Les Arabes en général, et les Palestiniens en particulier, qui savent, pour l’avoir combattu pendant des décennies, que leur ennemi ne respecte aucun de ses engagements et qu’il n’a aucun désir de paix et de coexistence pacifique, s’attendent à de nouveaux désastres nationaux. Ils savent qu’il est prêt à tout pour établir son règne sur la région après avoir chassé sa population et détruit ses structures dans des conflits internes futiles.
Les dirigeants des Émirats arabes unis ne se rendent pas compte qu’ils se sont mis du mauvais côté de l’histoire et que leurs misérables efforts pour prolonger la vie de l’État d’occupation vont échouer. Ni l’histoire, ni leurs propres peuples ne le leur pardonneront.

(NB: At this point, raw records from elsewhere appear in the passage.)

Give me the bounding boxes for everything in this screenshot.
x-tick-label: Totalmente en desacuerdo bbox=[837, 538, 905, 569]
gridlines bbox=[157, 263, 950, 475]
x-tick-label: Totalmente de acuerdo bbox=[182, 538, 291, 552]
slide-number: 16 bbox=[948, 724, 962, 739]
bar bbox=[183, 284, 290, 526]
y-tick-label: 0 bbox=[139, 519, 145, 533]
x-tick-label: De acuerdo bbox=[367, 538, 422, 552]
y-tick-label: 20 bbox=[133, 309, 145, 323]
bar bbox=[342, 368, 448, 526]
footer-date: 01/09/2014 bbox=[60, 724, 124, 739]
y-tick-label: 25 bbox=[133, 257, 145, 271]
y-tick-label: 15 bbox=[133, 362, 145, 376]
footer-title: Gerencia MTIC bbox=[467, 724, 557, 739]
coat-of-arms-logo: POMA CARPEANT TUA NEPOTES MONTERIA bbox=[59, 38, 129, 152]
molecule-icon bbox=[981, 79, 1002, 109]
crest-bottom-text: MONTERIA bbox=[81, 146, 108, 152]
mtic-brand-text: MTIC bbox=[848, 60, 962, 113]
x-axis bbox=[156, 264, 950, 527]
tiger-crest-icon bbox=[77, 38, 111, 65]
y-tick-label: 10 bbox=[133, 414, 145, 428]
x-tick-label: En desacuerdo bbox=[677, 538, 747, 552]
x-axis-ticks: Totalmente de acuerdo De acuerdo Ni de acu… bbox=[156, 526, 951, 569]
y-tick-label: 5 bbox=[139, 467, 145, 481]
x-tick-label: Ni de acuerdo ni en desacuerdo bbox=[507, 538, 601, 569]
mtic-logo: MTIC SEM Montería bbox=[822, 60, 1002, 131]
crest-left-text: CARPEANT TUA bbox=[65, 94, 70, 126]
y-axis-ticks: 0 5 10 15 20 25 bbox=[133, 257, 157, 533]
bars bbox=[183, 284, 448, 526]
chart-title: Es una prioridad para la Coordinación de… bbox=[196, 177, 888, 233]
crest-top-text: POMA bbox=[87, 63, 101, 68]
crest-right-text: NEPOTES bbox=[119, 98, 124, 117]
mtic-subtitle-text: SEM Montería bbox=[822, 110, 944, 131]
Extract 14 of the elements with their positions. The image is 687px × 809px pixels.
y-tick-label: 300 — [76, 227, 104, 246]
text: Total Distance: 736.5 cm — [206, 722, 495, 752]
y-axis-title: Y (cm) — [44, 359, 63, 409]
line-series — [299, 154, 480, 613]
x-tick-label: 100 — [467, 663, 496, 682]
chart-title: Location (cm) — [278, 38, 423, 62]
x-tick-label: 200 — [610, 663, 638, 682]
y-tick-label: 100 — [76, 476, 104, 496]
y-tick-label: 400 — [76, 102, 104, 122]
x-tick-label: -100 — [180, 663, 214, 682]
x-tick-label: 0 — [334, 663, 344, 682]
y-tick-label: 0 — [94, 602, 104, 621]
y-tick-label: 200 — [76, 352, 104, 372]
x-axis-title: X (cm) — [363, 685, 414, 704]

Jeudi, aussitôt après l’annonce de l’ »accord de la honte », des milliers de citoyens du Golfe, de forces politiques et de représentants de la société civile du Golfe, ainsi que des millions d’Arabes et de musulmans, ont exprimé leur rejet catégorique de cet accord qui n’est pas l’expression des peuples des EAU. Certaines sources proches des dirigeants des EAU ont affirmé qu’il n’y avait pas eu de consultation au niveau fédéral sur l’accord et qu’Abou Dhabi et Dubaï avaient pris seuls la décision
Les dirigeants des Émirats arabes unis doivent relire l’histoire que nous enseignons à nos enfants, en particulier en Palestine. Nous leur apprenons que de nombreux colons sont passés en Palestine, mais qu’aucun n’a réussi à s’y implanter, tandis que ses habitants d’origine sont toujours là.
La Palestine n’est pas seulement un lieu géographique. Elle est étroitement liée au désir de la nation d’obtenir la liberté, la dignité et l’indépendance. La Palestine, avec ses lieux saints islamiques et chrétiens, est au cœur du nationalisme palestinien, et, par conséquent, quelques soient leurs efforts et l’argent qu’ils y mettent, ceux qui normalisent les relations avec l’ennemi ne pourront jamais faire que la boussole de la région n’indique pas son principal ennemi : l’ « État d’occupation » sioniste, et tôt ou tard, cet ennemi disparaîtra.
* Basem Naim, qui réside à Gaza, est l’ancien ministre de la Santé et conseiller du Premier ministre palestinien sur les relations internationales.